Terzo e ultimo dibattito quello della notte scorsa a Las Vegas fra Hillary Clinton e Donald Trump, ad appena tre settimane dal voto.

Naturalmente, ci dobbiamo porre la solita domanda: chi ha vinto? Come se in questo tipo di duelli televisivi possa esserci un vincitore. Accade molto raramente e solo quando uno dei duellanti fa un clamoroso autogol.

Questa volta sembrerebbe che non ce ne siano stati. O forse sì, uno.
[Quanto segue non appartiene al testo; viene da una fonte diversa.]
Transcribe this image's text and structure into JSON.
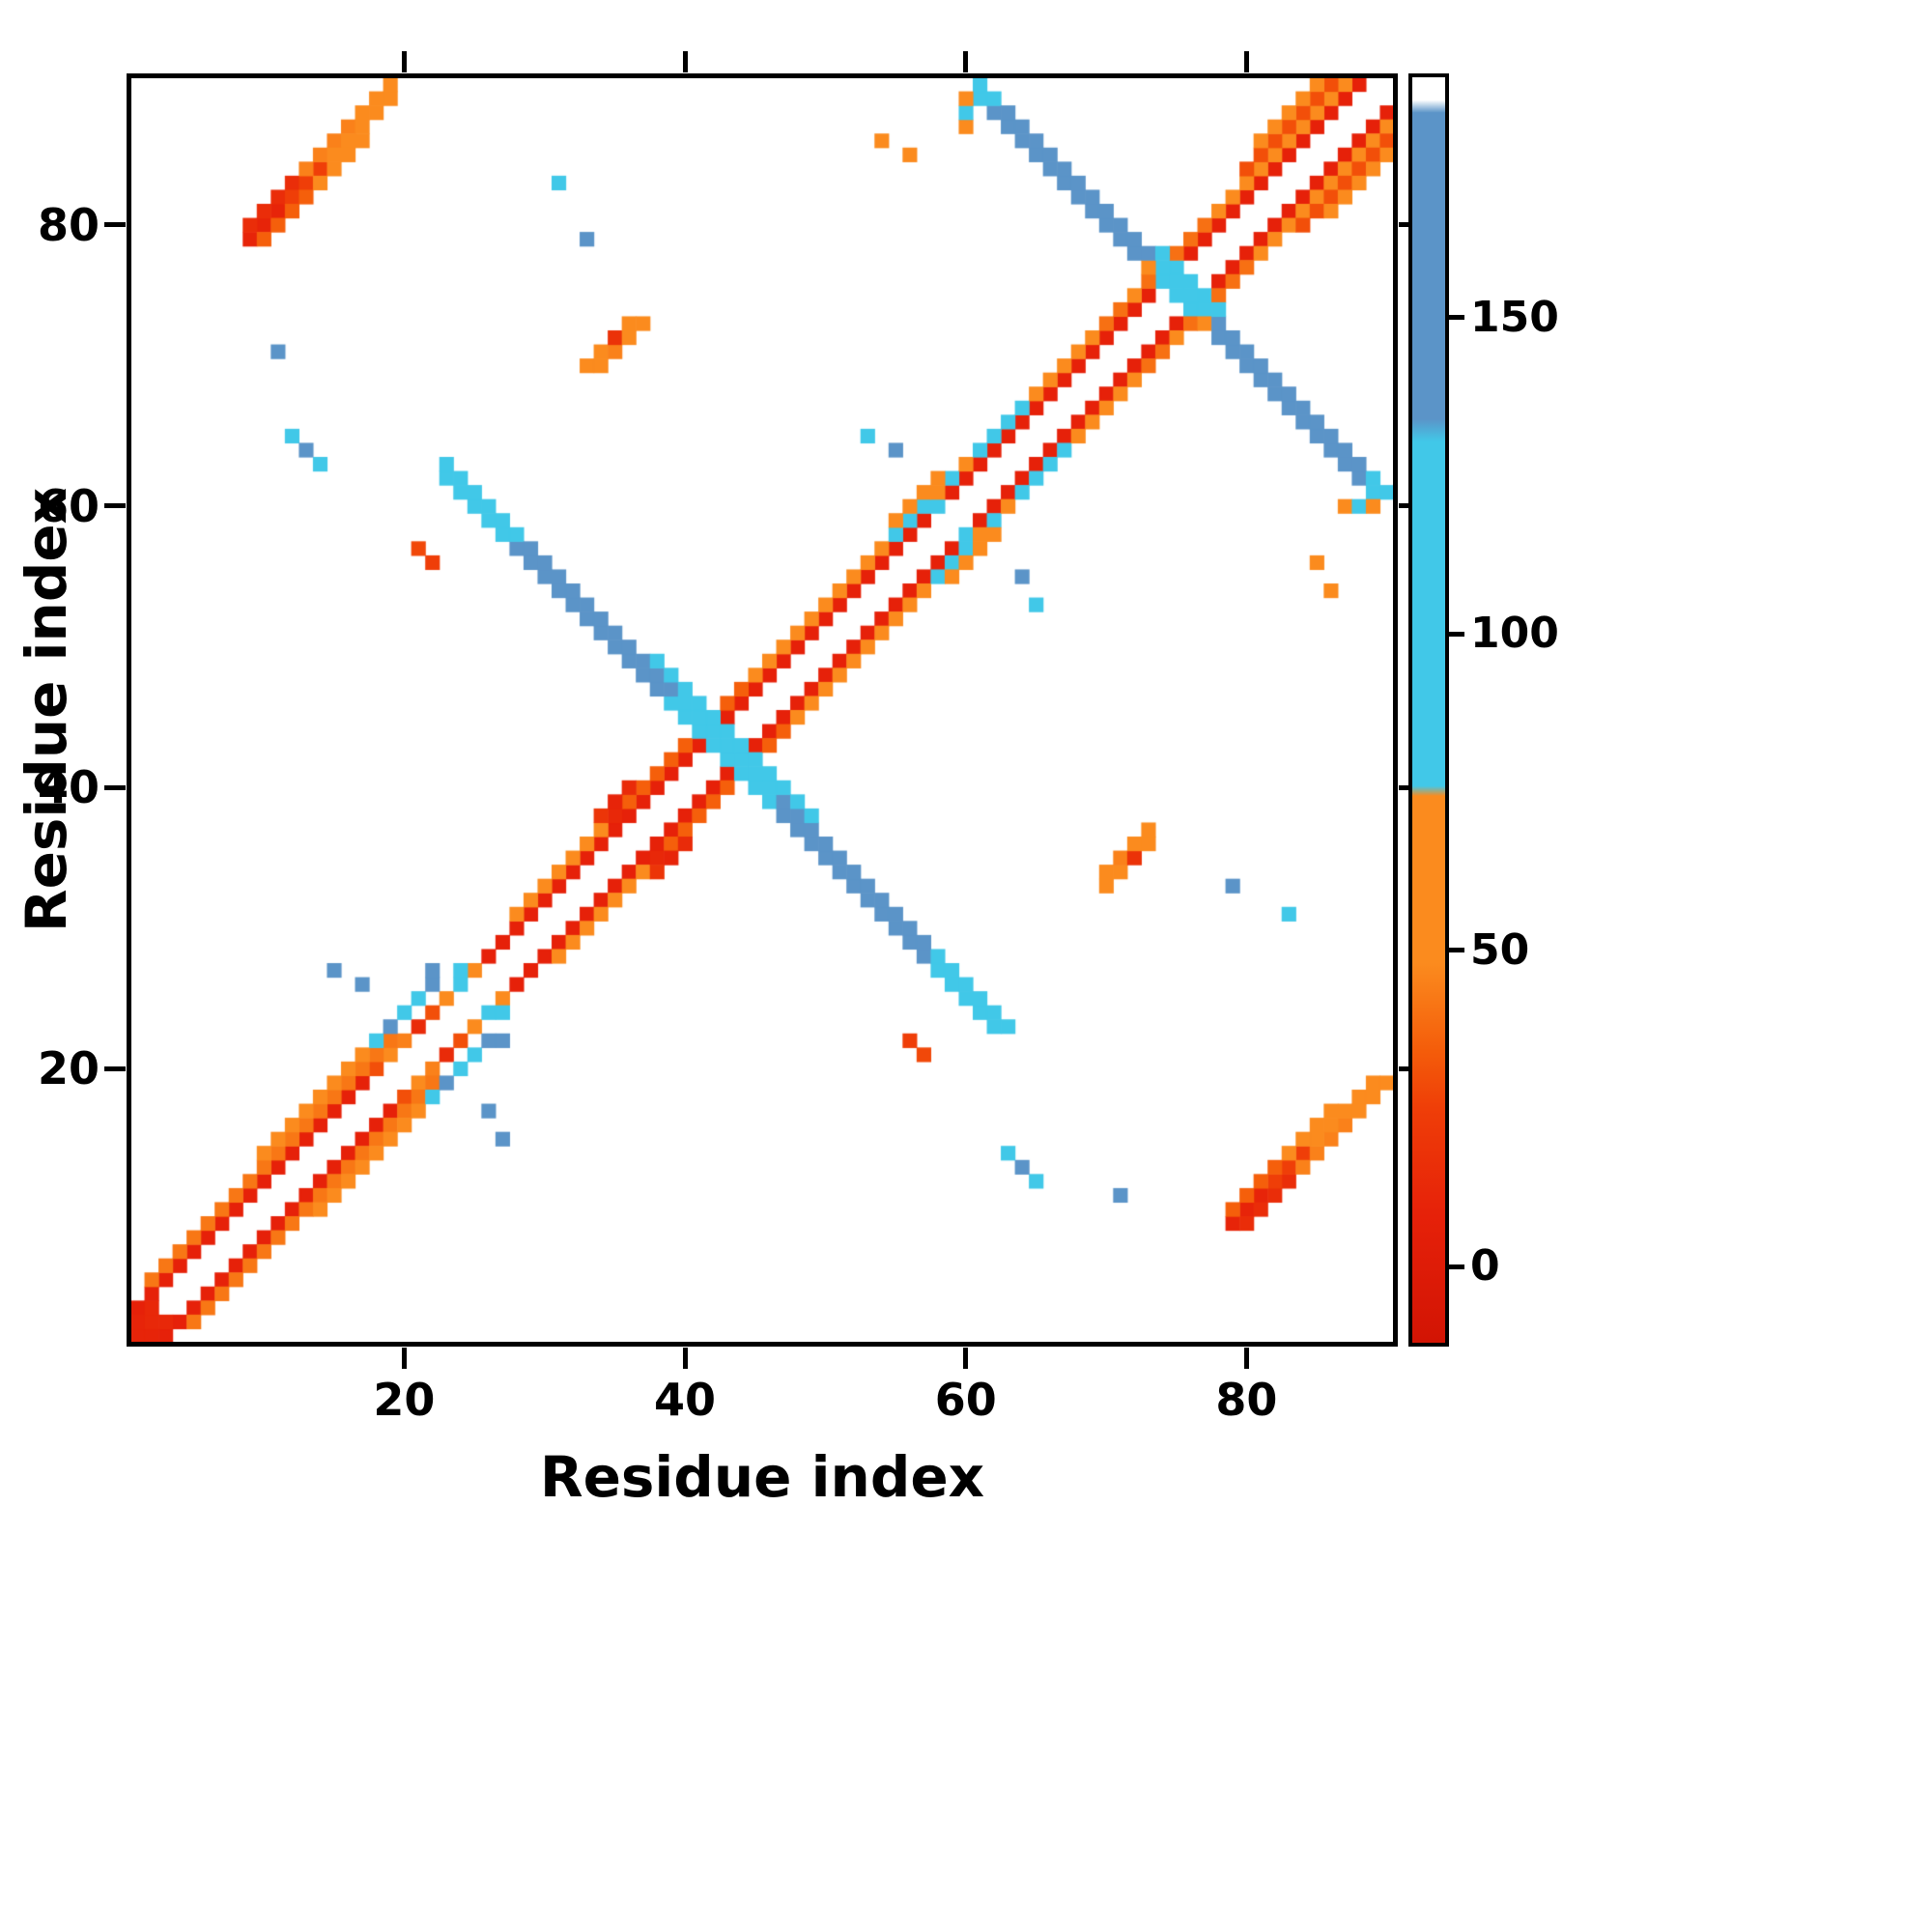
{
  "chart_data": {
    "type": "heatmap",
    "title": "",
    "xlabel": "Residue index",
    "ylabel": "Residue index",
    "n": 90,
    "x_range": [
      0.5,
      90.5
    ],
    "y_range": [
      0.5,
      90.5
    ],
    "x_ticks": [
      20,
      40,
      60,
      80
    ],
    "y_ticks": [
      20,
      40,
      60,
      80
    ],
    "symmetric": true,
    "background_color": "#ffffff",
    "value_range": [
      -12,
      188
    ],
    "colorbar": {
      "ticks": [
        0,
        50,
        100,
        150
      ],
      "stops": [
        {
          "pos": 0.0,
          "color": "#d21404"
        },
        {
          "pos": 0.1,
          "color": "#e62109"
        },
        {
          "pos": 0.185,
          "color": "#ef3e08"
        },
        {
          "pos": 0.23,
          "color": "#f45c0a"
        },
        {
          "pos": 0.3,
          "color": "#fb8b1e"
        },
        {
          "pos": 0.432,
          "color": "#fb8b1e"
        },
        {
          "pos": 0.44,
          "color": "#41c8e8"
        },
        {
          "pos": 0.712,
          "color": "#41c8e8"
        },
        {
          "pos": 0.73,
          "color": "#5b94c8"
        },
        {
          "pos": 0.972,
          "color": "#5b94c8"
        },
        {
          "pos": 0.982,
          "color": "#ffffff"
        },
        {
          "pos": 1.0,
          "color": "#ffffff"
        }
      ]
    },
    "bands": [
      {
        "t": "diag",
        "a": 1,
        "b": 88,
        "o": 2,
        "v": 8
      },
      {
        "t": "diag",
        "a": 2,
        "b": 19,
        "o": 3,
        "v": 42
      },
      {
        "t": "diag",
        "a": 10,
        "b": 17,
        "o": 4,
        "v": 55
      },
      {
        "t": "diag",
        "a": 28,
        "b": 35,
        "o": 3,
        "v": 50
      },
      {
        "t": "diag",
        "a": 36,
        "b": 44,
        "o": 3,
        "v": 35
      },
      {
        "t": "diag",
        "a": 45,
        "b": 54,
        "o": 3,
        "v": 52
      },
      {
        "t": "diag",
        "a": 55,
        "b": 60,
        "o": 3,
        "v": 60
      },
      {
        "t": "diag",
        "a": 55,
        "b": 58,
        "o": 4,
        "v": 62
      },
      {
        "t": "diag",
        "a": 61,
        "b": 69,
        "o": 3,
        "v": 55
      },
      {
        "t": "diag",
        "a": 70,
        "b": 77,
        "o": 3,
        "v": 40
      },
      {
        "t": "diag",
        "a": 78,
        "b": 87,
        "o": 3,
        "v": 48
      },
      {
        "t": "diag",
        "a": 80,
        "b": 86,
        "o": 4,
        "v": 30
      },
      {
        "t": "diag",
        "a": 81,
        "b": 85,
        "o": 5,
        "v": 55
      },
      {
        "t": "diag",
        "a": 9,
        "b": 11,
        "o": 70,
        "v": 10
      },
      {
        "t": "diag",
        "a": 9,
        "b": 12,
        "o": 71,
        "v": 15
      },
      {
        "t": "diag",
        "a": 12,
        "b": 14,
        "o": 70,
        "v": 25
      },
      {
        "t": "diag",
        "a": 13,
        "b": 16,
        "o": 71,
        "v": 45
      },
      {
        "t": "diag",
        "a": 15,
        "b": 19,
        "o": 70,
        "v": 50
      },
      {
        "t": "diag",
        "a": 17,
        "b": 19,
        "o": 71,
        "v": 55
      },
      {
        "t": "diag",
        "a": 10,
        "b": 13,
        "o": 69,
        "v": 35
      },
      {
        "t": "diag",
        "a": 14,
        "b": 17,
        "o": 69,
        "v": 55
      },
      {
        "t": "anti",
        "s": 85,
        "a": 23,
        "b": 27,
        "v": 108,
        "w": 2
      },
      {
        "t": "anti",
        "s": 85,
        "a": 28,
        "b": 31,
        "v": 150,
        "w": 2
      },
      {
        "t": "anti",
        "s": 85,
        "a": 32,
        "b": 34,
        "v": 158,
        "w": 2
      },
      {
        "t": "anti",
        "s": 85,
        "a": 35,
        "b": 37,
        "v": 145,
        "w": 2
      },
      {
        "t": "anti",
        "s": 85,
        "a": 38,
        "b": 41,
        "v": 112,
        "w": 3
      },
      {
        "t": "anti",
        "s": 85,
        "a": 42,
        "b": 46,
        "v": 108,
        "w": 3
      },
      {
        "t": "anti",
        "s": 85,
        "a": 47,
        "b": 50,
        "v": 148,
        "w": 2
      },
      {
        "t": "anti",
        "s": 85,
        "a": 51,
        "b": 54,
        "v": 158,
        "w": 2
      },
      {
        "t": "anti",
        "s": 85,
        "a": 55,
        "b": 57,
        "v": 150,
        "w": 2
      },
      {
        "t": "anti",
        "s": 85,
        "a": 58,
        "b": 61,
        "v": 110,
        "w": 2
      },
      {
        "t": "anti",
        "s": 150,
        "a": 61,
        "b": 63,
        "v": 110,
        "w": 2
      },
      {
        "t": "anti",
        "s": 150,
        "a": 64,
        "b": 67,
        "v": 150,
        "w": 2
      },
      {
        "t": "anti",
        "s": 150,
        "a": 68,
        "b": 70,
        "v": 158,
        "w": 2
      },
      {
        "t": "anti",
        "s": 150,
        "a": 71,
        "b": 73,
        "v": 140,
        "w": 2
      },
      {
        "t": "anti",
        "s": 150,
        "a": 74,
        "b": 77,
        "v": 112,
        "w": 3
      },
      {
        "t": "anti",
        "s": 150,
        "a": 78,
        "b": 81,
        "v": 148,
        "w": 2
      },
      {
        "t": "anti",
        "s": 150,
        "a": 82,
        "b": 85,
        "v": 158,
        "w": 2
      },
      {
        "t": "anti",
        "s": 150,
        "a": 86,
        "b": 88,
        "v": 150,
        "w": 2
      },
      {
        "t": "anti",
        "s": 150,
        "a": 89,
        "b": 89,
        "v": 112,
        "w": 2
      }
    ],
    "points": [
      [
        31,
        83,
        112
      ],
      [
        33,
        79,
        150
      ],
      [
        11,
        71,
        152
      ],
      [
        12,
        65,
        110
      ],
      [
        13,
        64,
        150
      ],
      [
        14,
        63,
        110
      ],
      [
        15,
        27,
        152
      ],
      [
        17,
        26,
        150
      ],
      [
        53,
        65,
        112
      ],
      [
        55,
        64,
        152
      ],
      [
        54,
        86,
        55
      ],
      [
        56,
        85,
        52
      ],
      [
        60,
        87,
        55
      ],
      [
        60,
        88,
        110
      ],
      [
        60,
        89,
        108
      ],
      [
        89,
        60,
        55
      ],
      [
        33,
        70,
        58
      ],
      [
        34,
        70,
        52
      ],
      [
        34,
        71,
        50
      ],
      [
        35,
        71,
        45
      ],
      [
        35,
        72,
        18
      ],
      [
        36,
        72,
        50
      ],
      [
        36,
        73,
        52
      ],
      [
        37,
        73,
        55
      ],
      [
        17,
        21,
        55
      ],
      [
        18,
        20,
        30
      ],
      [
        18,
        22,
        108
      ],
      [
        19,
        21,
        50
      ],
      [
        19,
        23,
        150
      ],
      [
        20,
        22,
        45
      ],
      [
        20,
        24,
        108
      ],
      [
        21,
        23,
        14
      ],
      [
        21,
        25,
        108
      ],
      [
        22,
        24,
        30
      ],
      [
        22,
        26,
        150
      ],
      [
        22,
        27,
        152
      ],
      [
        23,
        25,
        50
      ],
      [
        24,
        26,
        108
      ],
      [
        24,
        27,
        112
      ],
      [
        25,
        27,
        60
      ],
      [
        21,
        57,
        28
      ],
      [
        22,
        56,
        25
      ],
      [
        55,
        58,
        108
      ],
      [
        56,
        59,
        108
      ],
      [
        57,
        60,
        112
      ],
      [
        58,
        60,
        110
      ],
      [
        59,
        62,
        108
      ],
      [
        61,
        64,
        108
      ],
      [
        62,
        65,
        108
      ],
      [
        63,
        66,
        110
      ],
      [
        64,
        67,
        110
      ],
      [
        72,
        75,
        60
      ],
      [
        73,
        77,
        55
      ],
      [
        34,
        38,
        20
      ],
      [
        35,
        38,
        12
      ],
      [
        35,
        39,
        10
      ],
      [
        36,
        40,
        14
      ],
      [
        1,
        1,
        10
      ],
      [
        1,
        2,
        10
      ],
      [
        2,
        2,
        12
      ],
      [
        2,
        3,
        12
      ]
    ]
  }
}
Dipende quali saranno le valutazioni a freddo della risposta di Trump alla domanda se accetterà il risultato delle elezioni, qualunque esso sarà.
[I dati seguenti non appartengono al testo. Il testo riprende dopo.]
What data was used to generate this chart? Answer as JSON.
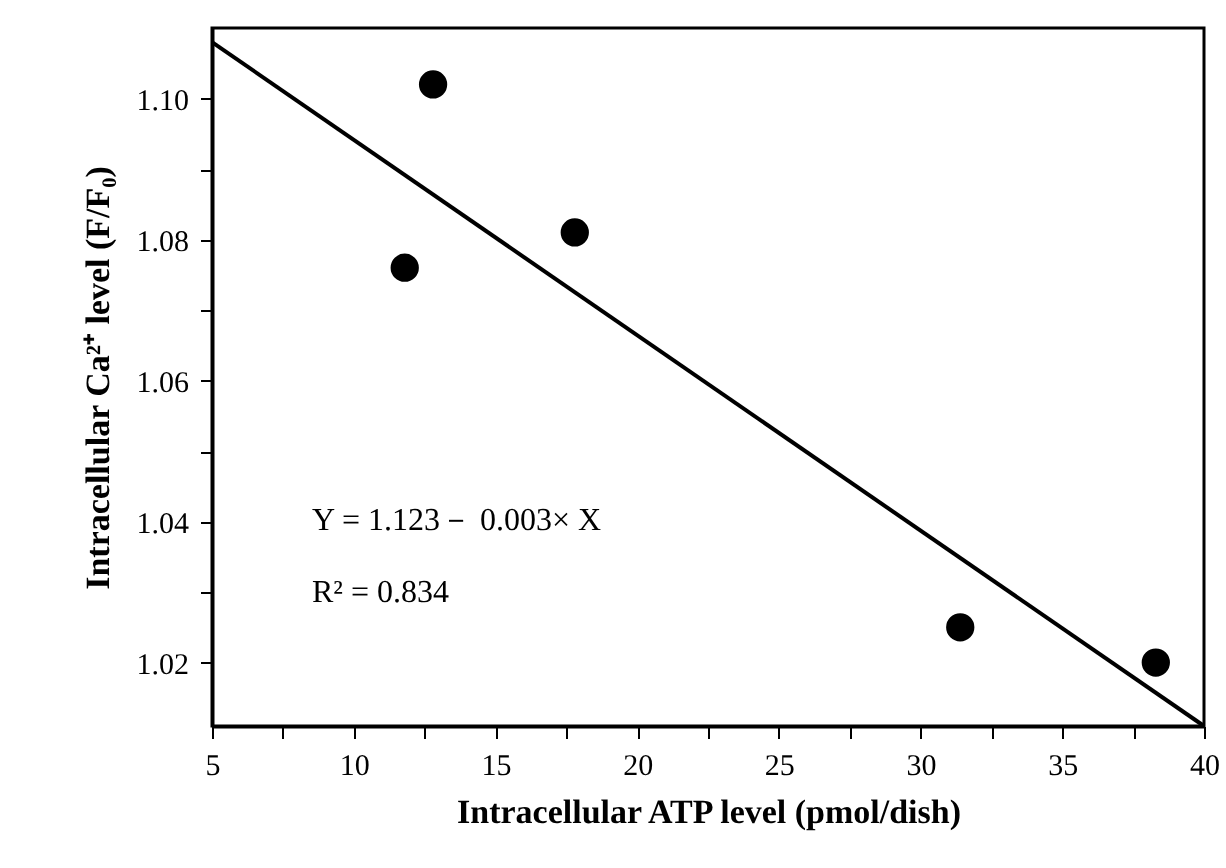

E' stato il moderatore, Chris Wallace, giornalista della Fox, forse il solo di quella rete televisiva a non essere apertamente schierato dalla parte dei repubblicani, a chiederlo esplicitamente.

Una domanda più che legittima, considerato che Trump, per tutto il corso della sua campagna elettorale, ha paventato l'eventualità che le elezioni del prossimo presidente degli Stati Uniti possano, in qualche modo, essere truccate.

La risposta è stata: "Lo vedremo in quel momento. Per ora vi lascio con un po' di suspense." Mettere in discussione il risultato del voto, non accettare l'esito delle elezioni più importanti è una cosa che non è mai accaduta nei 240 anni di storia degli Stati Uniti. Della loro democrazia gli americani amano vantarsi e ne sono orgogliosi al punto che ogni tanto decidono di esportarla.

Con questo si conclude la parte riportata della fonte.